Ein wissenschaftlicher Beirat berät die Geschäftsführung bei der Suche nach neuen Ansätzen für das Südtiroler Genossenschaftswesen. Dazu gehören Modelle, die im Ausland bereits erfolgreich wirken, wie die „echten“ Wohnungsgenossenschaften, denen Südtirol mit dem landesüblichen genossenschaftlichen Hausbau nur eine kostengünstige, kurzlebige Vorstufe zum Kondominium entgegenhalten kann. Oder die deutschen Seniorengenossenschaften, die den selbstbestimmten Lebensabschnitt nach dem Rentenalter zu einer aktiven Bereicherung für die Gesellschaft werden lassen, während Südtirol erst zaghafte Ansätze mit den Zeitbanken aufweist.

Aber auch aus dem strukturschwachen Italien könnte Südtirol innovative Ansätze zu genossenschaftlichen Initiativen übernehmen und der eigenen Bedarfslage anpassen: die „cooperative di comunità“ sind eine Form der Selbsthilfe, mit der engagierte Bürger dem Rückzug der öffentlichen Hand oder dem Fehlen von Diensten und Strukturen begegnen können.
Unser Autor Dr. Ocar Kiesswetter war  als langjähriger Vorstand des Südtiroler Genossenschaftsverband Legacoopbund und ist eine herausragender Kenner der genossenschaftlichen Szene.

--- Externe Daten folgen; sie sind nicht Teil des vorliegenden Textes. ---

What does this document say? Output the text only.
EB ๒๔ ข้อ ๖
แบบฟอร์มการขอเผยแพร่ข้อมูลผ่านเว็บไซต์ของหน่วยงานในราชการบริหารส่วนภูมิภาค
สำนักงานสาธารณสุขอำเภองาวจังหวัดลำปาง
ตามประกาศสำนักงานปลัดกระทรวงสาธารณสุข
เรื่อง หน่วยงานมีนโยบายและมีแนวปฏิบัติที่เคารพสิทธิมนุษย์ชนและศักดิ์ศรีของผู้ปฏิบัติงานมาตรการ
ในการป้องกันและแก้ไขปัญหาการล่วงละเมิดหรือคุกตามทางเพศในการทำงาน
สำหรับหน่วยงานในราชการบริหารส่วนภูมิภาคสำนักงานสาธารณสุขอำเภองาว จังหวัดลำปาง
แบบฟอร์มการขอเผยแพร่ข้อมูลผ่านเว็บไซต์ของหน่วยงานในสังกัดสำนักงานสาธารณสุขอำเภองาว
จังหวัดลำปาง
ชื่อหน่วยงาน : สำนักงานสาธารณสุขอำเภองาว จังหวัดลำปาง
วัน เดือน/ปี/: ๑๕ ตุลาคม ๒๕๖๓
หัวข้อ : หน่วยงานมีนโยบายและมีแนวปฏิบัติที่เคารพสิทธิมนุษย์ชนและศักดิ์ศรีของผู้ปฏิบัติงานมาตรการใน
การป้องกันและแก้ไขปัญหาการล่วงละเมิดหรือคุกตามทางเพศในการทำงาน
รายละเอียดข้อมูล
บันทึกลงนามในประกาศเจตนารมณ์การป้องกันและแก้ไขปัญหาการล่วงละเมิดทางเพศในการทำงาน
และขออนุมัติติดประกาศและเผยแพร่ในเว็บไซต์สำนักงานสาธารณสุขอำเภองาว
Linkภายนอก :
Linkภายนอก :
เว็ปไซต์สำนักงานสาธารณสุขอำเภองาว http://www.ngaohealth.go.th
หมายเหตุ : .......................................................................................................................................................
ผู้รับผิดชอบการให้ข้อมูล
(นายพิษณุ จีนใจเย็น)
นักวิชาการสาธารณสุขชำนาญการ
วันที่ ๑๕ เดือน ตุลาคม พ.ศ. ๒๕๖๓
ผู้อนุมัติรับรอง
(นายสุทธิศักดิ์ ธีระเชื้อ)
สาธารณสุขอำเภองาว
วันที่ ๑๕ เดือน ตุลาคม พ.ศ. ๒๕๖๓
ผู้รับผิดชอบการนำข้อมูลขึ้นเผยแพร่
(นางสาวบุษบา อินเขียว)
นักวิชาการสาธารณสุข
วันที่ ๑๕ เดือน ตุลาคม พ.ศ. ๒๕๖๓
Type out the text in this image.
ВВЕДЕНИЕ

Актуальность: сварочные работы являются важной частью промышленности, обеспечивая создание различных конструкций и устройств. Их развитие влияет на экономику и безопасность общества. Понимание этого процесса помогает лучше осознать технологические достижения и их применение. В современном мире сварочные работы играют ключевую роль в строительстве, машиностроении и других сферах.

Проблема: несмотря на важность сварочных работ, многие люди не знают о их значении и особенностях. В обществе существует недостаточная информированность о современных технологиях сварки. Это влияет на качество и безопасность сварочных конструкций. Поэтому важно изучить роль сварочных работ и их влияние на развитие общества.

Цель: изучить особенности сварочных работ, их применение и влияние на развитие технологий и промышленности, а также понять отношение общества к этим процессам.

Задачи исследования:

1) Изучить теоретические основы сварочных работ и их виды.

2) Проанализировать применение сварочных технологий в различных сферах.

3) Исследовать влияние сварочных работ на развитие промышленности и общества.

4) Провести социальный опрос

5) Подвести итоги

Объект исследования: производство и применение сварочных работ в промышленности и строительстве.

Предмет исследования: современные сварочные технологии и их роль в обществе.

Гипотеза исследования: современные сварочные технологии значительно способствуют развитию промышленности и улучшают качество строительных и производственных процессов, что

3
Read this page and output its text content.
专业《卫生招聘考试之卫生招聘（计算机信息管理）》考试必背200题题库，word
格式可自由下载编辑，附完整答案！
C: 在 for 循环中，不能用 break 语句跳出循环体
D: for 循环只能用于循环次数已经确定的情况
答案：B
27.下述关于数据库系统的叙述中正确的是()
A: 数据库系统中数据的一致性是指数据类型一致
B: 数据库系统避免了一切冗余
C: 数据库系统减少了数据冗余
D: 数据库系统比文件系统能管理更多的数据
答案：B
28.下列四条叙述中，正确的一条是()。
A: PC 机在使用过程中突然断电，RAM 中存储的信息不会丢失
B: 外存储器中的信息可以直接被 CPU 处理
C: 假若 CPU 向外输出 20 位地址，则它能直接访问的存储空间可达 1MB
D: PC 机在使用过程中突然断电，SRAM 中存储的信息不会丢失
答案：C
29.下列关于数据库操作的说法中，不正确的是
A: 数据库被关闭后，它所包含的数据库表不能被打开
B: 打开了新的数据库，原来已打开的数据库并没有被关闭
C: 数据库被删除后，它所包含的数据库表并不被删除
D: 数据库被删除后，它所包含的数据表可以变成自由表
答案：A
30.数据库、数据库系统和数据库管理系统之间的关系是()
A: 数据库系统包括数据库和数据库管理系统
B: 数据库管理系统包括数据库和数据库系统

Legacoopbund. Hierzu noch ein ergänzender Beitrag vom 22/12/2017 – Tauschsysteme, wie Zeitbanken, erfreuen sich in vielen Ländern der Welt immer größerer Beliebtheit. Die Zeit wird als eine Art Währung betrachtet. Man schenkt Zeit für andere, erledigt bestimmte Aufgaben für sie, und bekommt dafür ein Guthaben an Zeit, den man zu einem späteren Zeitpunkt einlösen kann. In Südtirol ist dieses Phänomen noch relativ jung. Obgleich es einige Schwachstellen aufweist, wie zum Beispiel die Versicherung der eingebrachten Zeit oder die mangelnde Vernetzung der bestehenden Initiativen, birgt dieses System auch hierzulande große Potentiale.

Die Ergebnisse des Forschungsprojekts „Sozialwirtschaftliche Potenziale der Zeitbanken in Südtirol“ wurden heute (22. Dezember 2017) vom Südtiroler Genossenschaftsverband Legacoopbund im neuen Coworking-Space HUBZ in Bozen vorgestellt. Die Studie der Genossenschaft für Forschung und soziale Innovation „Sophia“, welche von der Stiftung Südtiroler Sparkasse gefördert und von Legacoopbund im Auftrag gegeben wurde, erfasst Stärken, Schwächen und Potenziale der in Südtirol tätigen Zeitbanken. Dabei zeigt das Forschungsprojekt auch mögliche Zukunftsszenarien und Entwicklungspotenziale auf.

„In Südtirol gibt es rund 15 Zeitbanken, die auf Vereinsebene organisiert sind. Sie sind unabhängig voneinander entstanden und oft nur im jeweiligen Gemeindegebiet tätig“, erklärt der Vorsitzende von Legacoopbund Heini Grandi: „Ziel des Forschungsprojekts ist es, neue Möglichkeiten aufzuzeigen, wie diese Zeitbanken sich in Zukunft weiterentwickeln könnten. Durch die Zusammenarbeit und Fortentwicklung dieser Organisationen könnten neue Dynamiken zugunsten der gesamten Gemeinschaft entstehen“.